Your Fitbit (or whatever it is the activity-enlightened wear these days) can make a pretty good guess at how many calories you’re burning through. And it can do it without any input from you. But if you want to keep track of how many you’re putting in, you’ll still need to do some work yourself, even if it’s only choosing from a menu on an app.
Inspired by that asymmetry, State University of New York at Buffalo computer scientist Wenyao Xu and colleagues at Northeastern University in China developed Autodietary, a necklace-like gadget that attempts to tell what you’re eating.
The device senses sounds from your neck to categorize your meal. It then digitizes and segments the audio data and sends it to a smartphone via a Bluetooth connection. Software on the phone uses machine-learning techniques to analyze differences in sounds as the first three mechanical parts of the digestion process—biting, chewing, swallowing—take place. Each type of food yields a sonic signature distinct enough that so far Xu’s team can tell the difference between apples, carrots, potato chips, cookies, peanuts, walnuts, and water with about 85 percent accuracy. (It was best at identifying water, worst at peanuts.)

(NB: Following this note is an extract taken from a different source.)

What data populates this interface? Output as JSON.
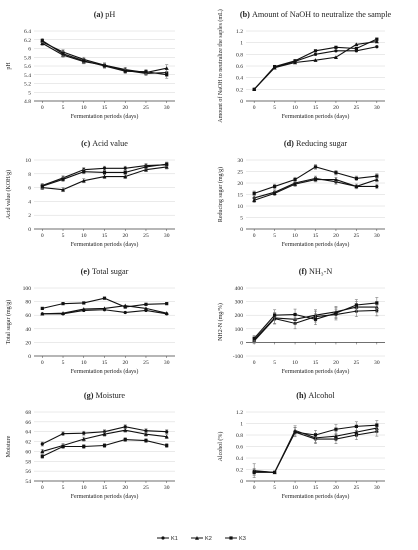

To get that far required a good deal of work. Xu and his team started by studying how people eat—how many times they chew things, how quickly they chewed—in order to properly program the device. The system also had to be able to filter out the noise of other body sounds, says Xu. Once they got it working, they also had to reduce its power consumption—inserting an eating-sound-activated trigger into the system, so the device won’t waste power while you contemplate your next forkful.
And there’s more to be done, according to a report that appeared in IEEE Sensors Journal last month. Xu and his colleagues intend to reduce the size of the processing and transmission portion of the device to about the scale of a USB fob. They also hope to use the system to categorize more types of foods and even figure out the volume of food you’re eating.
“Our ambition is to categorize all foods,” says Xu. “But sound may not be enough.” They’ll need to incorporate other types of sensors to tell the difference between very similar foods. After all, Corn Flakes probably sound just like Frosted Flakes, but the latter would make a big difference to your diet.